Tout récemment, l’aviation turque aurait endommagé ce site de première importance archéologique et religieuse, où se trouve également le tombeau de saint Maron, patron des maronites.

On parle peu des villes mortes de Syrie, dont certaines ont été endommagées par les bombardements. Ceux des Turcs aujourd’hui, et ceuxde leurs alliés depuis 2011. Ces alliés sont essentiellement des djihadistes, notamment l’ASL (Armée syrienne libre), rebuts de l’armée syrienne, et les premiers à avoir procédé à des égorgements devant caméra, et même, à avoir diffusé un acte de cannibalisme filmé.

L’ASL a constitué l’essentiel des effectifs d’al-Qaïda quand celle-ci est venue d’Irak en Syrie pour fonder la branche syrienne d’al-Qaïda appelée Nosra. Nosra est ainsi la fille de Daech.
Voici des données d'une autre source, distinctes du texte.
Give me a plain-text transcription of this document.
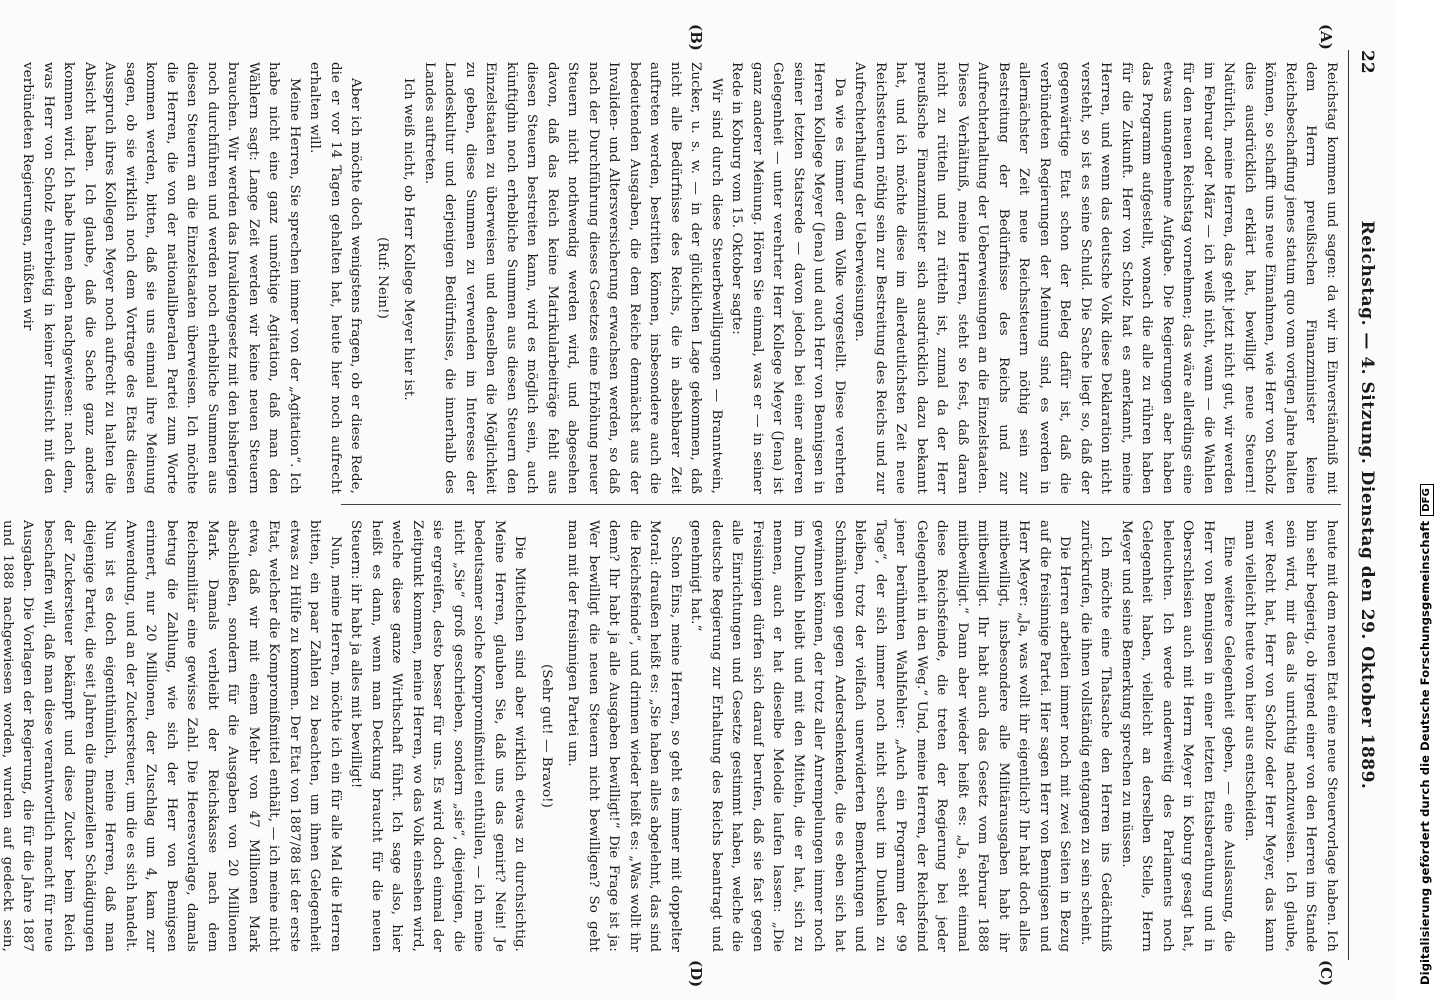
22
Reichstag. — 4. Sitzung. Dienstag den 29. Oktober 1889.
(A)
(B)
(C)
(D)

Reichstag kommen und sagen: da wir im Einverständniß mit dem Herrn preußischen Finanzminister keine Reichsbeschaffung jenes statum quo vom vorigen Jahre halten können, so schafft uns neue Einnahmen, wie Herr von Scholz dies ausdrücklich erklärt hat, bewilligt neue Steuern! Natürlich, meine Herren, das geht jetzt nicht gut, wir werden im Februar oder März — ich weiß nicht, wann — die Wahlen für den neuen Reichstag vornehmen; das wäre allerdings eine etwas unangenehme Aufgabe. Die Regierungen aber haben das Programm aufgestellt, wonach die alle zu rühren haben für die Zukunft. Herr von Scholz hat es anerkannt, meine Herren, und wenn das deutsche Volk diese Deklaration nicht versteht, so ist es seine Schuld. Die Sache liegt so, daß der gegenwärtige Etat schon der Beleg dafür ist, daß die verbündeten Regierungen der Meinung sind, es werden in allernächster Zeit neue Reichssteuern nöthig sein zur Bestreitung der Bedürfnisse des Reichs und zur Aufrechterhaltung der Ueberweisungen an die Einzelstaaten. Dieses Verhältniß, meine Herren, steht so fest, daß daran nicht zu rütteln und zu rütteln ist, zumal da der Herr preußische Finanzminister sich ausdrücklich dazu bekannt hat, und ich möchte diese im allerdeutlichsten Zeit neue Reichssteuern nöthig sein zur Bestreitung des Reichs und zur Aufrechterhaltung der Ueberweisungen.

Da wie es immer dem Volke vorgestellt. Diese verehrten Herren Kollege Meyer (Jena) und auch Herr von Bennigsen in seiner letzten Statsrede — davon jedoch bei einer anderen Gelegenheit — unter verehrter Herr Kollege Meyer (Jena) ist ganz anderer Meinung. Hören Sie einmal, was er — in seiner Rede in Koburg vom 15. Oktober sagte:

Wir sind durch diese Steuerbewilligungen — Branntwein, Zucker, u. s. w. — in der glücklichen Lage gekommen, daß nicht alle Bedürfnisse des Reichs, die in absehbarer Zeit auftreten werden, bestritten können, insbesondere auch die bedeutenden Ausgaben, die dem Reiche demnächst aus der Invaliden- und Altersversicherung erwachsen werden, so daß nach der Durchführung dieses Gesetzes eine Erhöhung neuer Steuern nicht nothwendig werden wird, und abgesehen davon, daß das Reich keine Matrikularbeiträge fehlt aus diesen Steuern bestreiten kann, wird es möglich sein, auch künftighin noch erhebliche Summen aus diesen Steuern den Einzelstaaten zu überweisen und denselben die Möglichkeit zu geben, diese Summen zu verwenden im Interesse der Landeskultur und derjenigen Bedürfnisse, die innerhalb des Landes auftreten.

Ich weiß nicht, ob Herr Kollege Meyer hier ist.

(Ruf: Nein!)

Aber ich möchte doch wenigstens fragen, ob er diese Rede, die er vor 14 Tagen gehalten hat, heute hier noch aufrecht erhalten will.

Meine Herren, Sie sprechen immer von der „Agitation“. Ich habe nicht eine ganz unnöthige Agitation, daß man den Wählern sagt: Lange Zeit werden wir keine neuen Steuern brauchen. Wir werden das Invalidengesetz mit den bisherigen noch durchführen und werden noch erhebliche Summen aus diesen Steuern an die Einzelstaaten überweisen. Ich möchte die Herren, die von der nationalliberalen Partei zum Worte kommen werden, bitten, daß sie uns einmal ihre Meinung sagen, ob sie wirklich noch dem Vortrage des Etats diesen Ausspruch ihres Kollegen Meyer noch aufrecht zu halten die Absicht haben. Ich glaube, daß die Sache ganz anders kommen wird. Ich habe Ihnen eben nachgewiesen: nach dem, was Herr von Scholz ehrerbietig in keiner Hinsicht mit den verbündeten Regierungen, müßten wir

heute mit dem neuen Etat eine neue Steuervorlage haben. Ich bin sehr begierig, ob irgend einer von den Herren im Stande sein wird, mir das als unrichtig nachzuweisen. Ich glaube, wer Recht hat, Herr von Scholz oder Herr Meyer, das kann man vielleicht heute von hier aus entscheiden.

Eine weitere Gelegenheit geben, — eine Auslassung, die Herr von Bennigsen in einer letzten Etatsberathung und in Oberschlesien auch mit Herrn Meyer in Koburg gesagt hat, beleuchten. Ich werde anderweitig des Parlaments noch Gelegenheit haben, vielleicht an derselben Stelle, Herrn Meyer und seine Bemerkung sprechen zu müssen.

Ich möchte eine Thatsache den Herren ins Gedächtniß zurückrufen, die ihnen vollständig entgangen zu sein scheint.

Die Herren arbeiten immer noch mit zwei Seiten in Bezug auf die freisinnige Partei. Hier sagen Herr von Bennigsen und Herr Meyer: „Ja, was wollt ihr eigentlich? Ihr habt doch alles mitbewilligt, insbesondere alle Militärausgaben habt ihr mitbewilligt. Ihr habt auch das Gesetz vom Februar 1888 mitbewilligt.“ Dann aber wieder heißt es: „Ja, seht einmal diese Reichsfeinde, die treten der Regierung bei jeder Gelegenheit in den Weg.“ Und, meine Herren, der Reichsfeind jener berühmten Wahlfehler: „Auch ein Programm der 99 Tage“, der sich immer noch nicht scheut im Dunkeln zu bleiben, trotz der vielfach unerwiderten Bemerkungen und Schmähungen gegen Andersdenkende, die es eben sich hat gewinnen können, der trotz aller Anrempelungen immer noch im Dunkeln bleibt und mit den Mitteln, die er hat, sich zu nennen, auch er hat dieselbe Melodie laufen lassen: „Die Freisinnigen dürfen sich darauf berufen, daß sie fast gegen alle Einrichtungen und Gesetze gestimmt haben, welche die deutsche Regierung zur Erhaltung des Reichs beantragt und genehmigt hat.“

Schon Eins, meine Herren, so geht es immer mit doppelter Moral: draußen heißt es: „Sie haben alles abgelehnt, das sind die Reichsfeinde“, und drinnen wieder heißt es: „Was wollt ihr denn? Ihr habt ja alle Ausgaben bewilligt!“ Die Frage ist ja: Wer bewilligt die neuen Steuern nicht bewilligen? So geht man mit der freisinnigen Partei um.

(Sehr gut! — Bravo!)

Die Mittelchen sind aber wirklich etwas zu durchsichtig. Meine Herren, glauben Sie, daß uns das genirt? Nein! Je bedeutsamer solche Kompromißmittel enthüllen, — ich meine nicht „Sie“ groß geschrieben, sondern „sie“, diejenigen, die sie ergreifen, desto besser für uns. Es wird doch einmal der Zeitpunkt kommen, meine Herren, wo das Volk einsehen wird, welche diese ganze Wirthschaft führt. Ich sage also, hier heißt es dann, wenn man Deckung braucht für die neuen Steuern: ihr habt ja alles mit bewilligt!

Nun, meine Herren, möchte ich ein für alle Mal die Herren bitten, ein paar Zahlen zu beachten, um ihnen Gelegenheit etwas zu Hülfe zu kommen. Der Etat von 1887/88 ist der erste Etat, welcher die Kompromißmittel enthält, — ich meine nicht etwa, daß wir mit einem Mehr von 47 Millionen Mark abschließen, sondern für die Ausgaben von 20 Millionen Mark. Damals verbleibt der Reichskasse nach dem Reichsmilitär eine gewisse Zahl. Die Heeresvorlage, damals betrug die Zahlung, wie sich der Herr von Bennigsen erinnert, nur 20 Millionen, der Zuschlag um 4, kam zur Anwendung, und an der Zuckersteuer, um die es sich handelt. Nun ist es doch eigenthümlich, meine Herren, daß man diejenige Partei, die seit Jahren die finanziellen Schädigungen der Zuckersteuer bekämpft und diese Zucker beim Reich beschaffen will, daß man diese verantwortlich macht für neue Ausgaben. Die Vorlagen der Regierung, die für die Jahre 1887 und 1888 nachgewiesen worden, wurden auf gedeckt sein,	Digitalisierung gefördert durch die Deutsche ForschungsgemeinschaftDFG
L’ASL, Nosra, Daech et plusieurs autres organisations terroristes se sont battues entre elles ou contre l’armée syrienne (et souvent aussi contre les habitants) de la région des villes mortes, qui se situe en Syrie, à la frontière entre la Syrie et la Turquie.

On attend cependant la fin de la guerre pour savoir ce qu’il reste vraiment de ce précieux patrimoine archéologique datant des débuts du christianisme.